Thank you again for your help.
I ran the following command: "mri_robust_register --mov rawavg_1.mgz --dst rawavg_2.mgz --lta v1to2.lta --affine --satit" on the two rawavg.mgz images; one from each time point from the cross-sectional outputs. I have attached the information from the terminal and the output. Are these outputs appropriate to find the scaling information? If so, where can I find it? I am not very familiar with transformations, thus any information or directions to resources I can use would be very much appreciated.

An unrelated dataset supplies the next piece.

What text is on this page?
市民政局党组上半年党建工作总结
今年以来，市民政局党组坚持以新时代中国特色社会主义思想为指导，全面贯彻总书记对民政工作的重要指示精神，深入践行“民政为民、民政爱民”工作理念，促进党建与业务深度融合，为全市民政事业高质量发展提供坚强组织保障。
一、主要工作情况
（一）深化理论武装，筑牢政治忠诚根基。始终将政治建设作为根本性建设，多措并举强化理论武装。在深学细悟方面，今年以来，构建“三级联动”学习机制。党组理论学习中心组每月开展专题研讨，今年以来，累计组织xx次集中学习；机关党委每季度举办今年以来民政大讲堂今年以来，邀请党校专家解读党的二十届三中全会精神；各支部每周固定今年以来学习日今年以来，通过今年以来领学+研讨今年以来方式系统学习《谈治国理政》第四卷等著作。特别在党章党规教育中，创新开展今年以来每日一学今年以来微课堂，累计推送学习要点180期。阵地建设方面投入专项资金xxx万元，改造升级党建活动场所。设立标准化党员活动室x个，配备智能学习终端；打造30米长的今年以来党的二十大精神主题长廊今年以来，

Thank you in advance for you help.
Best, Tamara
Message: 6 Date: Tue, 10 Jan 2017 21:18:34 +0100 From: Martin Reuter <mreuter@nmr.mgh.harvard.edu mailto:mreuter@nmr.mgh.harvard.edu> Subject: Re: [Freesurfer] Brighter image at baseline vs. follow up using longitudinal processing stream To: Freesurfer support list <freesurfer@nmr.mgh.harvard.edu mailto:freesurfer@nmr.mgh.harvard.edu> Message-ID: <9BCB373D-D368-4B36-B607-69E6A14AF952@nmr.mgh.harvard.edu mailto:9BCB373D-D368-4B36-B607-69E6A14AF952@nmr.mgh.harvard.edu> Content-Type: text/plain; charset="us-ascii"
Hi Tamara,
mvoing in and popping out sounds like a scaling problem. We do only rigid transforms, so the scaling would already be in your original inputs. If that is the case, it could mean that there was a scanner calibration or something that caused scaled images and that would not be good. It should however appear in all images that have the calibration in between time points.
You can try to use mri_robust_register with the affine flag to see if any scaling is present in the rawavg.mgz images between the two time points (it should report scaling separately on the screen output), else use lta_diff with the appropriate flags. You can also look at the affininely registered images and see if it looks better.
Anyway if there is global scaling in the images, I would try to investigate a where this comes from and also drop that image from the study.